Dear all,

that is my first post here on Statalist; I hope my request is in line with this forum's policy.

I am currently working with unbalanced panel data. More specifically, that means that my data set consists of two components:
1) archival data for each year between 2008 and 2017 (let's call the variable of my main interest VPerf)
2) survey data, but only for the years 2009, 2010, 2013, 2016, 2017 (let's call the variable my main interest VSurvey)

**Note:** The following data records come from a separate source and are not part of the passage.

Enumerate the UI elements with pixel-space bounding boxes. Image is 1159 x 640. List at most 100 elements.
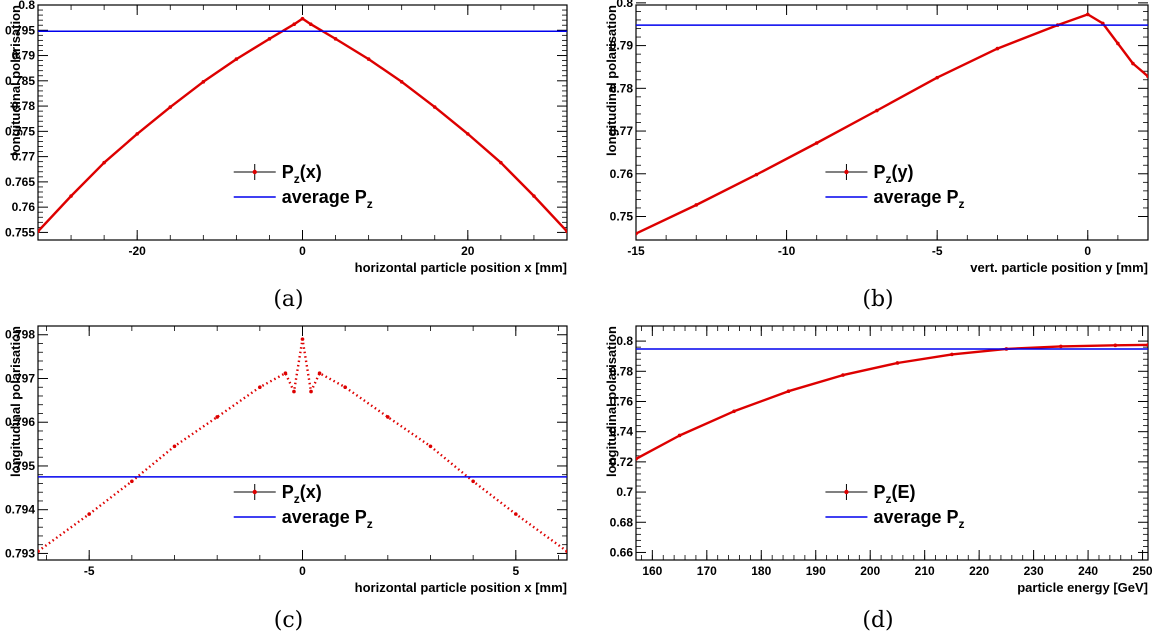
data-point	[87, 512, 91, 516]
data-point	[135, 132, 139, 136]
legend-label: average Pz	[282, 187, 373, 211]
data-point	[333, 37, 338, 41]
x-tick-label: 230	[1024, 564, 1044, 578]
data-point	[283, 371, 288, 376]
data-layer	[38, 337, 567, 554]
data-point	[466, 132, 470, 136]
x-axis-label: horizontal particle position x [mm]	[355, 260, 567, 275]
y-axis-label: longitudinal polarisation	[604, 326, 619, 477]
legend-label-sub: z	[959, 517, 965, 531]
data-point	[1113, 343, 1118, 348]
data-series-line	[636, 343, 1148, 460]
y-tick-label: 0.76	[610, 167, 634, 181]
data-point	[215, 415, 219, 419]
legend-label-sub: z	[367, 517, 373, 531]
data-point	[309, 389, 313, 394]
x-tick-label: -5	[932, 244, 943, 258]
y-tick-label: 0.75	[610, 210, 634, 224]
y-tick-label: 0.76	[12, 200, 36, 214]
y-tick-label: 0.796	[5, 415, 35, 429]
data-point	[677, 433, 682, 438]
data-point	[636, 457, 638, 461]
data-point	[499, 160, 503, 165]
data-point	[532, 194, 536, 198]
y-tick-label: 0.8	[616, 334, 633, 348]
panel-caption: (b)	[862, 287, 893, 312]
x-tick-label: -20	[129, 244, 147, 258]
data-point	[1146, 343, 1148, 347]
data-point	[366, 57, 371, 61]
legend-label-sub: z	[294, 172, 300, 186]
data-point	[102, 160, 106, 165]
y-tick-label: 0.72	[610, 455, 634, 469]
x-axis-label: particle energy [GeV]	[1017, 580, 1148, 595]
data-point	[995, 46, 1000, 51]
legend-label: average Pz	[282, 507, 373, 531]
data-point	[258, 385, 262, 390]
data-point	[1146, 74, 1148, 79]
x-tick-label: 0	[299, 564, 306, 578]
legend-label-rest: (y)	[891, 162, 913, 182]
y-tick-label: 0.795	[5, 23, 35, 37]
legend-label: Pz(y)	[873, 162, 913, 186]
legend-label: average Pz	[873, 187, 964, 211]
data-point	[343, 385, 347, 390]
data-point	[267, 37, 272, 41]
data-point	[841, 373, 845, 377]
data-layer	[38, 16, 567, 234]
data-point	[168, 105, 173, 109]
data-point	[814, 141, 819, 145]
legend-label-sub: z	[294, 492, 300, 506]
y-tick-label: 0.66	[610, 545, 634, 559]
legend-label-base: average P	[282, 507, 367, 527]
y-axis-label: longitudinal polarisation	[604, 5, 619, 156]
x-tick-label: 0	[1084, 244, 1091, 258]
legend-label-rest: (x)	[300, 162, 322, 182]
legend-label-base: P	[873, 482, 885, 502]
y-tick-label: 0.794	[5, 503, 35, 517]
panel-caption: (c)	[274, 608, 304, 633]
y-tick-label: 0.755	[5, 225, 35, 239]
data-point	[636, 231, 638, 236]
data-point	[130, 479, 134, 484]
data-point	[428, 444, 433, 449]
data-point	[895, 361, 900, 365]
data-point	[950, 352, 954, 357]
data-point	[514, 512, 518, 516]
data-point	[201, 80, 206, 84]
data-point	[386, 415, 390, 419]
data-point	[234, 57, 239, 61]
y-tick-label: 0.78	[12, 99, 36, 113]
data-point	[565, 229, 567, 234]
x-tick-label: 190	[806, 564, 826, 578]
y-tick-label: 0.7	[616, 485, 633, 499]
y-tick-label: 0.798	[5, 328, 35, 342]
legend-label: Pz(E)	[873, 482, 915, 506]
y-tick-label: 0.797	[5, 371, 35, 385]
data-point	[172, 444, 177, 449]
panel-caption: (a)	[273, 287, 303, 312]
x-tick-label: 0	[299, 244, 306, 258]
data-layer	[636, 343, 1148, 461]
y-tick-label: 0.77	[610, 124, 634, 138]
y-tick-label: 0.765	[5, 175, 35, 189]
x-tick-label: 210	[915, 564, 935, 578]
data-point	[1131, 61, 1135, 66]
legend-label-rest: (E)	[891, 482, 915, 502]
x-tick-label: 200	[860, 564, 880, 578]
y-tick-label: 0.74	[610, 425, 634, 439]
data-point	[935, 75, 939, 80]
x-tick-label: -5	[84, 564, 95, 578]
data-point	[1059, 344, 1063, 349]
data-point	[399, 80, 404, 84]
legend-marker-dot	[844, 489, 849, 495]
legend-label-sub: z	[885, 172, 891, 186]
data-point	[754, 172, 759, 177]
legend-marker-dot	[252, 169, 257, 175]
legend-marker-dot	[252, 489, 257, 495]
data-point	[69, 194, 73, 198]
legend-label-sub: z	[367, 197, 373, 211]
data-point	[786, 389, 791, 394]
y-tick-label: 0.795	[5, 459, 35, 473]
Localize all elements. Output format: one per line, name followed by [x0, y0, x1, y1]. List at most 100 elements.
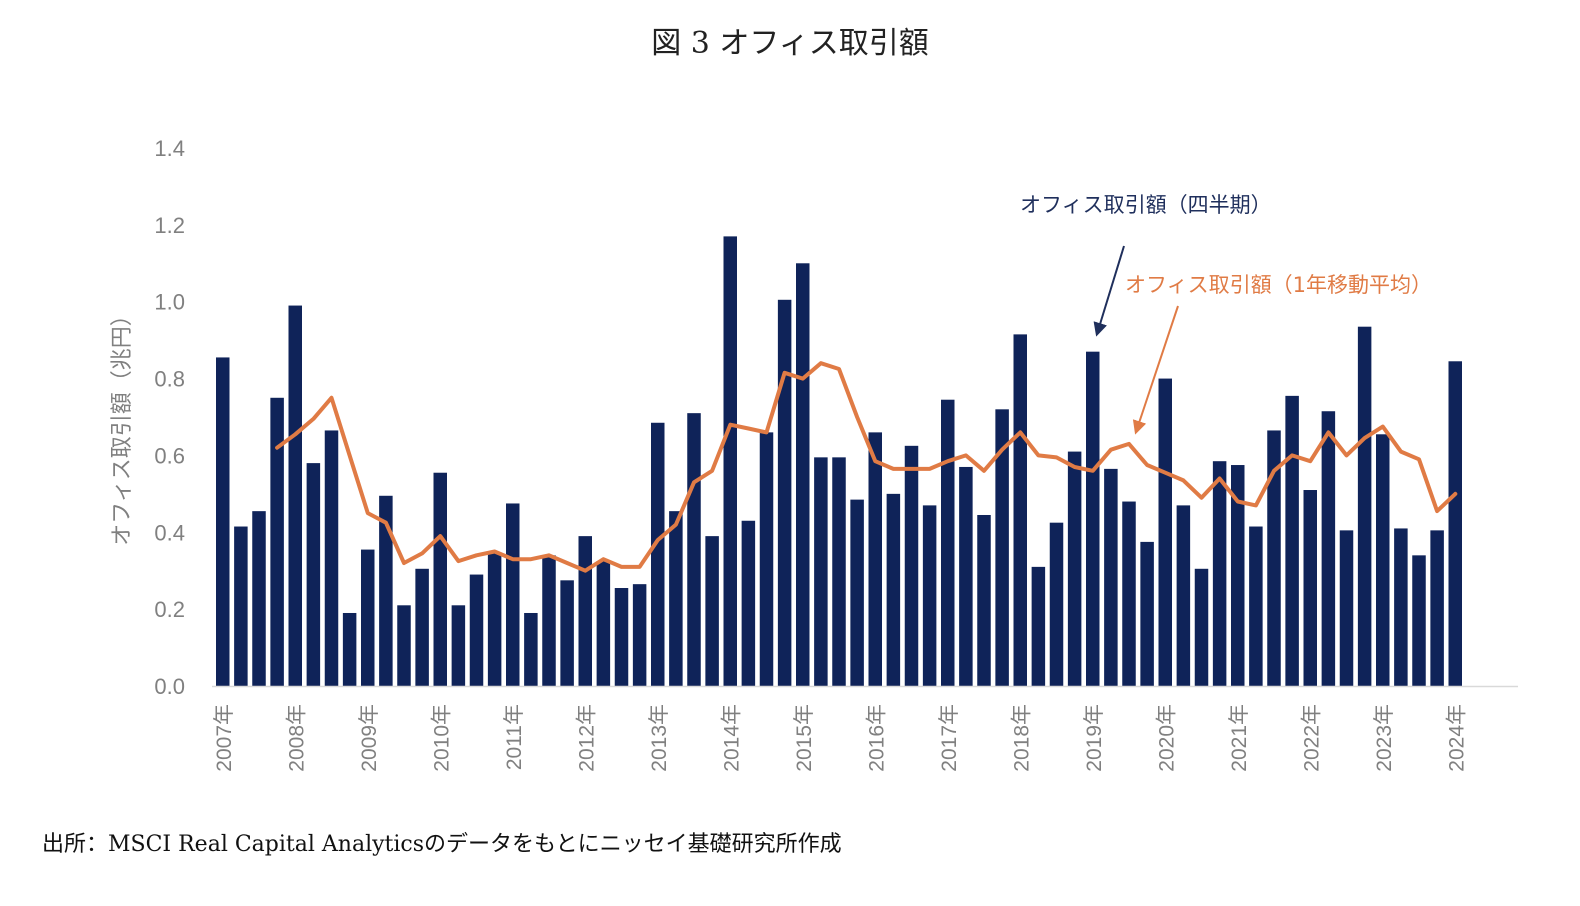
moving-average-line — [275, 361, 1458, 573]
bar — [922, 505, 937, 686]
chart-title: 図 3 オフィス取引額 — [651, 26, 929, 61]
bar — [1339, 530, 1354, 686]
x-tick-label: 2015年 — [793, 704, 816, 772]
bar — [324, 430, 339, 686]
bar — [252, 511, 266, 686]
x-tick-label: 2016年 — [865, 704, 888, 772]
bar — [578, 536, 592, 686]
y-tick-label: 0.0 — [154, 674, 185, 699]
x-tick-label: 2024年 — [1445, 704, 1468, 772]
x-tick-label: 2014年 — [720, 704, 743, 772]
bar — [1158, 378, 1172, 686]
annotation-moving-average: オフィス取引額（1年移動平均） — [1125, 273, 1432, 297]
bar — [1104, 468, 1118, 686]
y-tick-label: 1.4 — [154, 136, 185, 161]
bar — [487, 553, 502, 686]
bar — [469, 574, 484, 686]
annotation-arrow-moving-average — [1132, 305, 1179, 435]
bar — [1013, 334, 1027, 686]
bar — [1448, 361, 1462, 686]
bar — [1321, 411, 1336, 686]
x-tick-label: 2011年 — [503, 704, 526, 770]
bar — [542, 555, 556, 686]
annotation-arrow-quarterly — [1093, 245, 1125, 337]
x-axis: 2007年 2008年 2009年 2010年 2011年 2012年 2013年 2014年… — [212, 685, 1518, 772]
bar — [886, 493, 901, 686]
bar — [832, 457, 846, 686]
bar — [1412, 555, 1426, 686]
x-tick-label: 2012年 — [575, 704, 598, 772]
x-tick-label: 2023年 — [1373, 704, 1396, 772]
bar — [415, 568, 429, 686]
bar — [433, 472, 447, 686]
bar — [1249, 526, 1263, 686]
bar — [705, 536, 719, 686]
bar — [596, 561, 611, 686]
y-tick-label: 0.2 — [154, 597, 185, 622]
bar — [379, 495, 393, 686]
bar — [1140, 541, 1154, 686]
x-tick-label: 2008年 — [285, 704, 308, 772]
source-note: 出所：MSCI Real Capital Analyticsのデータをもとにニッ… — [42, 832, 842, 857]
x-tick-label: 2009年 — [358, 704, 381, 772]
bar — [524, 612, 538, 686]
bar — [234, 526, 248, 686]
bar — [1176, 505, 1191, 686]
y-tick-label: 1.0 — [154, 290, 185, 315]
bar — [669, 511, 683, 686]
bar — [1031, 566, 1046, 686]
y-tick-label: 0.8 — [154, 367, 185, 392]
x-tick-label: 2007年 — [213, 704, 236, 772]
bar — [216, 357, 230, 686]
bar — [1267, 430, 1281, 686]
bar — [1303, 490, 1317, 686]
bar — [1194, 568, 1209, 686]
bar — [1357, 326, 1372, 686]
y-tick-label: 0.6 — [154, 443, 185, 468]
bar — [614, 588, 629, 686]
bar — [1394, 528, 1408, 686]
bar — [632, 584, 647, 686]
bar — [687, 413, 701, 686]
bar — [868, 432, 882, 686]
bar — [723, 236, 737, 686]
bar — [342, 612, 357, 686]
bar — [1049, 522, 1064, 686]
bar — [361, 549, 375, 686]
bar — [306, 463, 321, 686]
y-axis-title: オフィス取引額（兆円） — [110, 304, 135, 546]
x-tick-label: 2020年 — [1155, 704, 1178, 772]
x-tick-label: 2021年 — [1228, 704, 1251, 772]
bar — [850, 499, 864, 686]
x-tick-label: 2022年 — [1300, 704, 1323, 772]
bar — [1067, 451, 1082, 686]
moving-average-series — [275, 361, 1458, 573]
y-axis: 0.0 0.2 0.4 0.6 0.8 1.0 1.2 1.4 オフィス取引額（兆円） — [110, 136, 185, 699]
bar — [959, 466, 973, 686]
bar — [560, 580, 574, 686]
bar — [1122, 501, 1136, 686]
annotations: オフィス取引額（四半期） オフィス取引額（1年移動平均） — [1020, 193, 1432, 435]
bar — [1231, 465, 1245, 686]
bar — [270, 397, 284, 686]
y-tick-label: 0.4 — [154, 520, 185, 545]
bar — [506, 503, 520, 686]
bar-series — [216, 236, 1462, 686]
bar — [759, 432, 774, 686]
bar — [1285, 395, 1299, 686]
x-tick-label: 2019年 — [1083, 704, 1106, 772]
x-tick-label: 2017年 — [938, 704, 961, 772]
bar — [977, 514, 991, 686]
annotation-quarterly: オフィス取引額（四半期） — [1020, 193, 1272, 217]
bar — [288, 305, 302, 686]
x-tick-label: 2010年 — [430, 704, 453, 772]
bar — [904, 445, 919, 686]
y-tick-label: 1.2 — [154, 213, 185, 238]
bar — [814, 457, 828, 686]
bar — [1376, 434, 1390, 686]
bar — [1086, 351, 1100, 686]
bar — [995, 409, 1009, 686]
bar — [796, 263, 810, 686]
bar — [741, 520, 756, 686]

Although this data set does not represent quite a good starting point, I would still like to show that VSurvey in t0
1) does affect VPerf in t+1 positively and in t+2 negatively and
2) is also dependent on the VPerf t-1

Because of the bidirectional relationship I am hypothesizing in 2), I quickly thought of using SEM in Stata.
However, if I work in the Wide format, I have on the one hand a very weak data set in terms of numbers of observations and on the other hand, I also find mixed evidence (e.g. the impact of VSurvey2009 on VPerf2010 is not the same as the one from VSurvey2013 on VPerf2014).

I do not want to give up at this stage since the number of observations is small and I could still imagine that there is a significant relationship if I would be able to work in the Long format.

The problem with the Long format: without firm fixed effects, Stata believes that several observations from the same company are independent of each other. Therefore, the coefficient is over-estimated. For that reason, I am looking for solutions how I can include firm fixed effects in my SEM.

What might be also helpful to know:
  • Because of my weak data set I am using full information maximum likelihood (mlmv).
  • I have already read about the “xtdpdml” command. However, I do not think that it is suitable for my problem. On the one hand it cannot account for the bidirectional relationship I am hypothesizing. On the other hand, even if I am only looking for unidirectional relationships, Stata calculates for hours and hours if I use the “fiml” option (“mlmv”-equivalent option) without reaching any results. Probably my data set is too weak.
Thank you very much for any kind of help!

Best,
Eric